Der Vorläufer des Messias

1»Wisset wohl: ich sende meinen Engel (oder: Boten), daß er den Weg vor mir her bahne, und unversehens wird zu seinem Tempel kommen der Herr, den ihr herbeiwünscht, und der Bundesengel, nach dem ihr Verlangen tragt, kommt unfehlbar!« - so spricht der HERR der Heerscharen. (Matth. 11,10; Mark. 1,2; Luk. 1,17)

2Doch wer vermag den Tag seines Kommens zu ertragen, und wer bleibt bei seinem Erscheinen bestehen? Denn er wird wie das Feuer eines Schmelzers sein und wie die Lauge von Walkern; (Jes. 1,25) 3und dasitzen wird (er wie) einer, der das Silber schmelzt und reinigt, und er wird die Söhne Levis reinigen und sie läutern wie Gold und wie Silber, damit sie dem HERRN Opfergaben in Gerechtigkeit (oder: in rechter Weise) darbringen. (Sach. 13,9) 4Dann werden die Opfergaben Judas und Jerusalems dem HERRN (wieder) wohlgefällig sein wie in den Tagen der Vorzeit und wie in den vergangenen Jahren. 5»Da will ich mich bei euch einstellen zum Gericht und werde unverzüglich als Zeuge (oder: Kläger) auftreten gegen die Zauberer und gegen die Ehebrecher, gegen die Meineidigen und gegen alle, die den Tagelöhnern (ihren Lohn vorenthalten), Witwen und Waisen bedrücken und das Recht der Fremdlinge beugen, ohne mich zu fürchten!« - so spricht der HERR der Heerscharen.

Gott hält seine Zusage

6»Denn ich, der HERR, habe mich nicht geändert, und ihr habt nicht aufgehört, Jakobssöhne zu sein.

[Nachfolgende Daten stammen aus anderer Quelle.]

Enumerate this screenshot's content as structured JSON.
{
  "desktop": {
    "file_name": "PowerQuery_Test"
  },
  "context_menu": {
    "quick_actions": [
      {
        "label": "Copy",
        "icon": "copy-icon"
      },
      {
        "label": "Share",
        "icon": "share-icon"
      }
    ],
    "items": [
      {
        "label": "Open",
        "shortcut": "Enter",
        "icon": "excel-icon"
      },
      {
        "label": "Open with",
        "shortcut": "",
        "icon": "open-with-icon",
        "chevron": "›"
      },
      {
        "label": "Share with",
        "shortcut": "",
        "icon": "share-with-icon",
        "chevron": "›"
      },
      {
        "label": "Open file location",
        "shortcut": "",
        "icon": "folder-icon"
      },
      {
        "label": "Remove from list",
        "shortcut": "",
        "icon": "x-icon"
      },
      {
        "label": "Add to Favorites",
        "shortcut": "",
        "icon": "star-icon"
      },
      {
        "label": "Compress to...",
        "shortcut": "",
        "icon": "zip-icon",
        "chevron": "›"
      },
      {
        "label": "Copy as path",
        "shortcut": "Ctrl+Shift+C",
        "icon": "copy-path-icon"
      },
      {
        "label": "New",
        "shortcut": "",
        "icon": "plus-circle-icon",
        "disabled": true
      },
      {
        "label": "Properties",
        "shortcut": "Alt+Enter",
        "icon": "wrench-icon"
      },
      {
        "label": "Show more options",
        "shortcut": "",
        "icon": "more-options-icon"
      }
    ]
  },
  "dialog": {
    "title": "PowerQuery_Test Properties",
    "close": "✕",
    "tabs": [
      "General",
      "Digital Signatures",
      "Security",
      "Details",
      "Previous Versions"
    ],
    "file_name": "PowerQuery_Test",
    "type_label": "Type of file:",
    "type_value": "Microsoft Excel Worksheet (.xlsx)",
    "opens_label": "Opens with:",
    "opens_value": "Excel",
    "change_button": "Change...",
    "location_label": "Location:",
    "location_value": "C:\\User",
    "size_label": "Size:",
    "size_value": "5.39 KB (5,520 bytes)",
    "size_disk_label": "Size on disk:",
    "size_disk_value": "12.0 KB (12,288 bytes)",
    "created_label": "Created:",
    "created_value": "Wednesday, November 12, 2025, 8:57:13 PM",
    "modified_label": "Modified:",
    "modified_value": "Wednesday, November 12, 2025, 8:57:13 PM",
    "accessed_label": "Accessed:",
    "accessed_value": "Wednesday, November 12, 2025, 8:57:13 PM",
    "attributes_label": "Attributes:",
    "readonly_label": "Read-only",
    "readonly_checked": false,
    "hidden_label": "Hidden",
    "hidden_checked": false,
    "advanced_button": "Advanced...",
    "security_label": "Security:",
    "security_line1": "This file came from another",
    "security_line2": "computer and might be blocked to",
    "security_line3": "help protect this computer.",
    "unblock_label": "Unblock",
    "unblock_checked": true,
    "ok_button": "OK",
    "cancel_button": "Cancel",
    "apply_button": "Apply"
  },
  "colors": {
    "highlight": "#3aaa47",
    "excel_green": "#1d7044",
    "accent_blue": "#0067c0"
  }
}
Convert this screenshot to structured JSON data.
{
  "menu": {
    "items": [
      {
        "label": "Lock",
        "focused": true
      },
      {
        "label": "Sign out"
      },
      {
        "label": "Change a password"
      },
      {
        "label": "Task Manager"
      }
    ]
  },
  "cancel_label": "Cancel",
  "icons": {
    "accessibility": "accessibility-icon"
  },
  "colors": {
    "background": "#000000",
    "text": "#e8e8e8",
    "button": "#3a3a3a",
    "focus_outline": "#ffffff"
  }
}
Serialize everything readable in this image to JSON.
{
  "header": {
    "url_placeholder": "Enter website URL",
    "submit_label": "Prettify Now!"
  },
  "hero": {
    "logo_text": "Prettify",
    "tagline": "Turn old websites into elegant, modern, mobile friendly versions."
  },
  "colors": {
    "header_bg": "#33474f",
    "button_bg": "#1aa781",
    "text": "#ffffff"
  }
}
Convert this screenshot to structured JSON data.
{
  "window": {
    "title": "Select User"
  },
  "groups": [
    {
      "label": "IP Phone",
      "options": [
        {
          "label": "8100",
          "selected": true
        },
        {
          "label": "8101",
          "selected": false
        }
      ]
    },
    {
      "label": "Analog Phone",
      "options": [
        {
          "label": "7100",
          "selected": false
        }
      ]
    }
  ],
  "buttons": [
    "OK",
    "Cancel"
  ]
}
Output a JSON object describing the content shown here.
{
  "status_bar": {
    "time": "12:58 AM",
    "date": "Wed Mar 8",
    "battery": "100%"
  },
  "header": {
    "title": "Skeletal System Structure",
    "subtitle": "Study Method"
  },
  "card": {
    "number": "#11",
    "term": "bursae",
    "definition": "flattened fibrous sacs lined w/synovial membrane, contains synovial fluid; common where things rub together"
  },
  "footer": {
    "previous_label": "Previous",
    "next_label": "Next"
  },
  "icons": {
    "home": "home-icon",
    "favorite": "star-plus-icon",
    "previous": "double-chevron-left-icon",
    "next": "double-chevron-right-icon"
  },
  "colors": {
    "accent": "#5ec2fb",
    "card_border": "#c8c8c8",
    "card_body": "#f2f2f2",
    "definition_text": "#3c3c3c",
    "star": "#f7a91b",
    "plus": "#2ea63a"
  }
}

7Seit den Tagen eurer Väter seid ihr von meinen Geboten abgewichen und habt sie nicht gehalten. Kehret um zu mir, so will ich mich wieder zu euch kehren!« - so spricht der HERR der Heerscharen. »Da fragt ihr: "Inwiefern sollen wir umkehren?" (Sach. 1,3) 8Darf wohl ein Mensch die Gottheit betrügen, daß ihr mich betrügt und noch fragt: "Inwiefern haben wir dich betrogen?" Nun, mit dem Zehnten und mit dem Hebeopfer (= mit den Abgaben). 9Mit dem Fluch seid ihr belastet, und doch betrügt ihr mich! Ein Betrüger ist das ganze Volk (oder: eure ganze Sippschaft). (Hagg. 1,6) 10Bringet den Zehnten unverkürzt in das Vorratshaus, damit Zehrung in meinem Hause vorhanden sei, und stellet mich doch auf diese Weise einmal auf die Probe« - so spricht der HERR der Heerscharen -, »ob ich euch dann nicht die Fenster des Himmels auftue und Segen in überreicher Fülle über euch ausschütte! 11Da will ich dann euch zugute den Freßheuschrecken Einhalt tun, daß sie euch den Ertrag des Feldes nicht mehr verwüsten, und der Weinstock soll euch auf der Flur nicht mehr fruchtlos bleiben!« - so spricht der HERR der Heerscharen. 12»Da werden denn alle Heidenvölker euch glücklich preisen, weil ihr ein Land des Wohlgefallens (oder: Entzückens) sein werdet« - so spricht der HERR der Heerscharen.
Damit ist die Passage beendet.